Cornell announces Fleming research fellow: Researcher will study roots of Legionnaires' disease

06-Oct-2009 - USA

Duane Hoch, a postdoctoral researcher at Cornell studying bacteria that cause Legionnaires' disease, has received the 2009 Sam and Nancy Fleming Research Fellowship from Cornell's Weill Institute for Cell and molecular biology. Hoch works in the laboratory of molecular medicine professor Ruth Collins.

Postdoctoral researchers at Cornell's Ithaca campus who have received a Ph.D. or M.D. within two years of the application deadline are eligible for the fellowship and must be nominated by their lab's principal investigator. The fellowship provides a stipend and research funding to train in research areas aligned with the Weill Institute's focus on answering fundamental questions in cell biology.

Hoch will use his fellowship to study the bacterium Legionella pneumophila, which causes 90 percent of cases of infectious Legionnaires' disease and may lead to flulike symptoms and pneumonia.
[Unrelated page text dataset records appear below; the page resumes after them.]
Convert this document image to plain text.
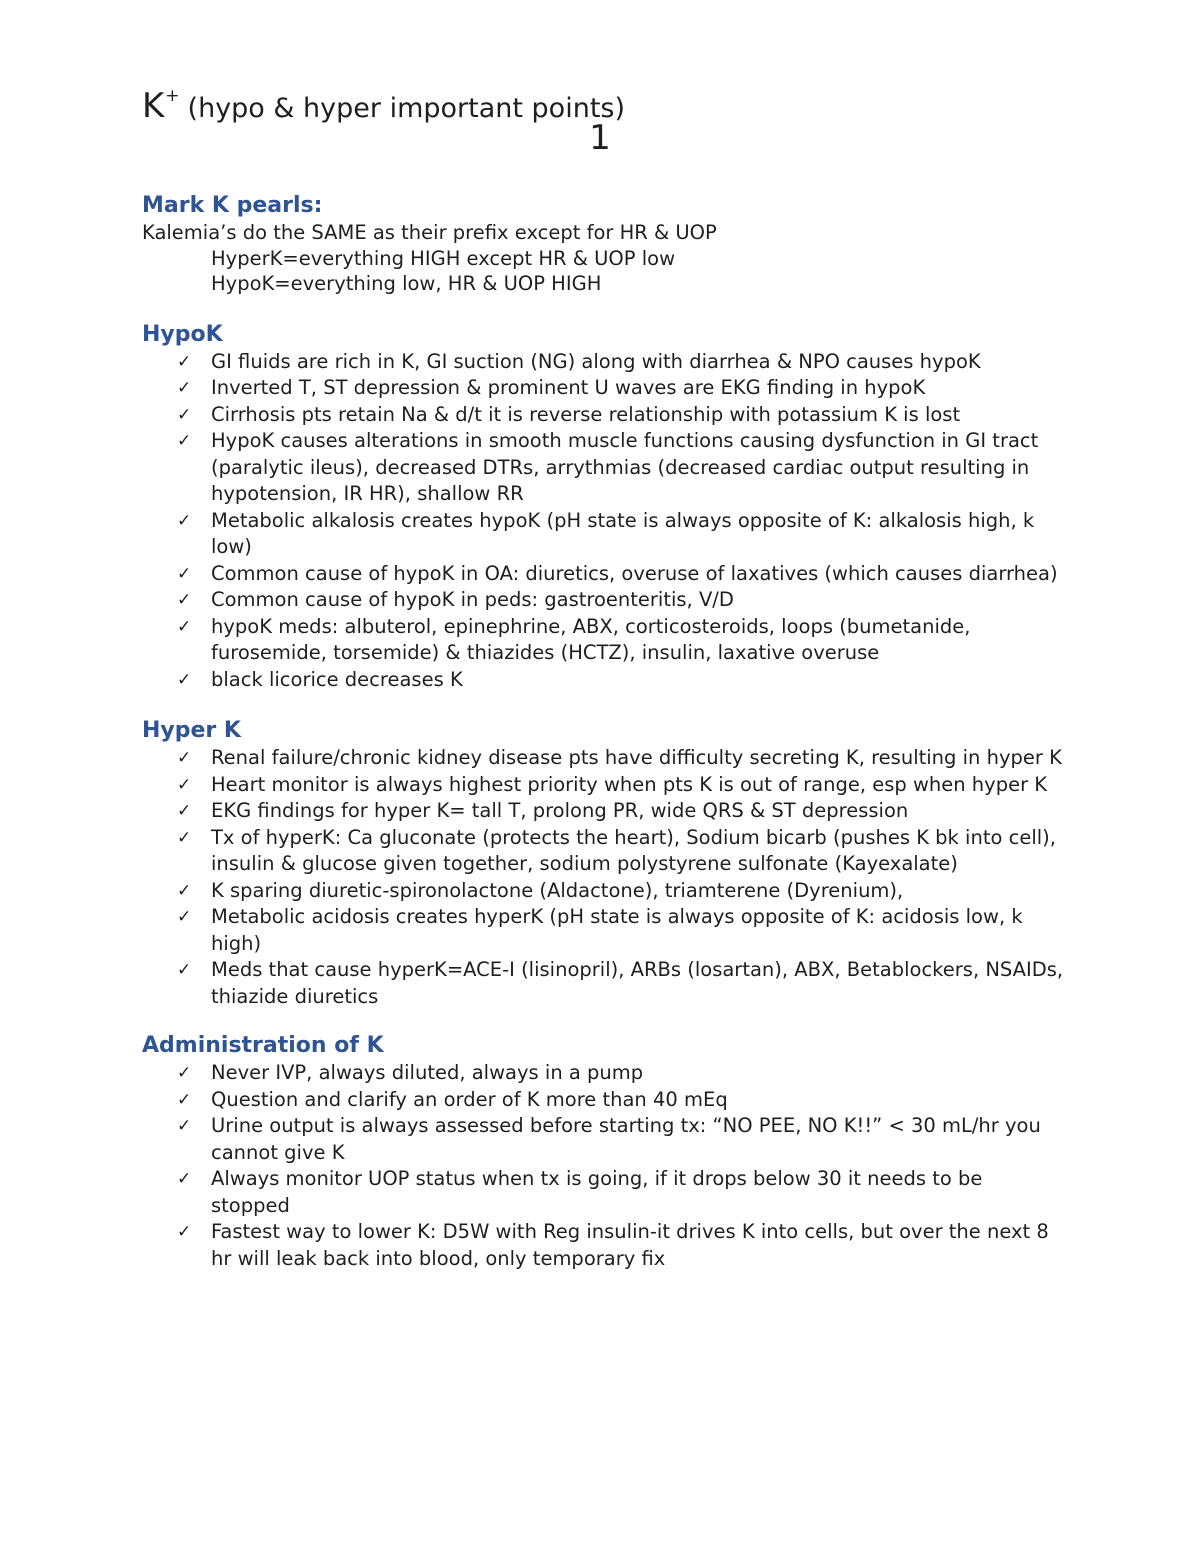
K+ (hypo & hyper important points)
1
Mark K pearls:
Kalemia’s do the SAME as their prefix except for HR & UOP
HyperK=everything HIGH except HR & UOP low
HypoK=everything low, HR & UOP HIGH
HypoK
✓ GI fluids are rich in K, GI suction (NG) along with diarrhea & NPO causes hypoK
✓ Inverted T, ST depression & prominent U waves are EKG finding in hypoK
✓ Cirrhosis pts retain Na & d/t it is reverse relationship with potassium K is lost
✓ HypoK causes alterations in smooth muscle functions causing dysfunction in GI tract (paralytic ileus), decreased DTRs, arrythmias (decreased cardiac output resulting in hypotension, IR HR), shallow RR
✓ Metabolic alkalosis creates hypoK (pH state is always opposite of K: alkalosis high, k low)
✓ Common cause of hypoK in OA: diuretics, overuse of laxatives (which causes diarrhea)
✓ Common cause of hypoK in peds: gastroenteritis, V/D
✓ hypoK meds: albuterol, epinephrine, ABX, corticosteroids, loops (bumetanide, furosemide, torsemide) & thiazides (HCTZ), insulin, laxative overuse
✓ black licorice decreases K
Hyper K
✓ Renal failure/chronic kidney disease pts have difficulty secreting K, resulting in hyper K
✓ Heart monitor is always highest priority when pts K is out of range, esp when hyper K
✓ EKG findings for hyper K= tall T, prolong PR, wide QRS & ST depression
✓ Tx of hyperK: Ca gluconate (protects the heart), Sodium bicarb (pushes K bk into cell), insulin & glucose given together, sodium polystyrene sulfonate (Kayexalate)
✓ K sparing diuretic-spironolactone (Aldactone), triamterene (Dyrenium),
✓ Metabolic acidosis creates hyperK (pH state is always opposite of K: acidosis low, k high)
✓ Meds that cause hyperK=ACE-I (lisinopril), ARBs (losartan), ABX, Betablockers, NSAIDs, thiazide diuretics
Administration of K
✓ Never IVP, always diluted, always in a pump
✓ Question and clarify an order of K more than 40 mEq
✓ Urine output is always assessed before starting tx: “NO PEE, NO K!!” < 30 mL/hr you cannot give K
✓ Always monitor UOP status when tx is going, if it drops below 30 it needs to be stopped
✓ Fastest way to lower K: D5W with Reg insulin-it drives K into cells, but over the next 8 hr will leak back into blood, only temporary fix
L. pneumophila commonly lives inside freshwater amoeba and can get into people's lungs through water aerosols from air conditioners. In humans, the bacterium injects proteins into cells with a tiny molecular syringe, and then enters the cell in a capsule and takes control of cellular functions to enhance its own virulence and ability to infect other cells.

Hoch aims to determine the role of a specific, but little-known protein, believed to be an enzyme that protects the bacterium by modifying proteins in the host cell that would otherwise destroy it. In the last year, Hoch has already begun determining the 3-D structure of the bacterial protein, said Weill Institute Director Scott Emr.